With the No. 1 overall pick in last year’s NFL draft signing for life-altering money and the last pick in the first round for guaranteed millions, there’s too much at stake to let the sniffles sabotage a contract. As coaches demand performance from their athletes, athletes demand performance from their agents.
“I work out wherever I go,” Rosenhaus says. “I’ll run in nice neighborhoods, I’ll run in poor neighborhoods. I’ll run wherever I am. I was just at the Pro Bowl and I swam in the ocean, I swam laps in the pool, I hit the gym, I ran on the beach, I did some cliff diving. When athletes see me getting after an activity, they know I’ll have that kind of energy when I’m working for them.”

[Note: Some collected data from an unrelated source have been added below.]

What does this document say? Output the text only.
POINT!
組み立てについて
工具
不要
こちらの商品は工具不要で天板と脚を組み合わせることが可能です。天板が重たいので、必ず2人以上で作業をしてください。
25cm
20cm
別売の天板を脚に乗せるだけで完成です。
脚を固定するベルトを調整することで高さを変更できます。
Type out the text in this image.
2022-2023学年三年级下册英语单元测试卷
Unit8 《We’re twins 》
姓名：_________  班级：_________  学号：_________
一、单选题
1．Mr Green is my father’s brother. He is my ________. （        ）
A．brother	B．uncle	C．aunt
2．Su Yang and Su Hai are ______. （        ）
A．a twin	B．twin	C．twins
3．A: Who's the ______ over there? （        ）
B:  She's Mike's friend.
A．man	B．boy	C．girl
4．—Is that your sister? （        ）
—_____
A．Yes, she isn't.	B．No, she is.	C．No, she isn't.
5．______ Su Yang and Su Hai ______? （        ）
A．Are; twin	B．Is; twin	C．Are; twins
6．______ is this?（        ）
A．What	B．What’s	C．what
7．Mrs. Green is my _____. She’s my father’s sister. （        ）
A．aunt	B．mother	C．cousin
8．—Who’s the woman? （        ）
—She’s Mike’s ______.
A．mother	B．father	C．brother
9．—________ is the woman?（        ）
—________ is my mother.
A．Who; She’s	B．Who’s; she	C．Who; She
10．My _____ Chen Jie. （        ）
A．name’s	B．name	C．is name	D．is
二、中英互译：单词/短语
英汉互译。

And that’s the point of this post. Rarely are people looking to hire someone who projects the image of an out-of-shape, energy-lacking employee, unless you’re Seth Rogen playing Seth Rogen in any Seth Rogen movie not named The Green Hornet.
Sharing a workout, watching someone push themselves, offering motivation…they all build trust better than any round of golf ever could.
In fact, many of Rosenhaus’s biggest-name clients had worked out with him on that very field.
“I’ve been through some brutal workouts with my clients,” he said upon returning from one of his dashes across the field. “Terrell Owens. Jeremy Shockey. They were hard on me. But the toughest workout I ever did with a client was with Sean Taylor. He was a tremendous athlete and person. We did a set of 24 110-yard sprints on this field and I was throwing up afterward. It was the toughest workout I’ve ever been through.”
Drew rested with his hands on his hips as if the mere memory of that workout sapped his strength. It’s a quiet moment, and you can see he’s thinking about his late friend Taylor, the Washington Redskins safety who was murdered when his home was invaded in 2007. It’s at this point when what Rosenhaus had been talking about all morning seemed most poignant. You can wine and dine a client all you like, but if you’re willing to run side by side with him in 100-degree heat until you both puke, you form a connection that can’t be had over a bottle of Cristal and a filet mignon. For an agent, that connection is priceless. Because while he can’t bond with a client in uniform, he can certainly bond with him by training in unison.
Next time you want to take someone you do business with (or you’d like to do business with) for drinks or lunch, remember what Rosenhaus does and offer to shoot hoops or play tennis or hit up a boxing gym instead. You might find it’s the best decision you’ve ever made – for both you and your business.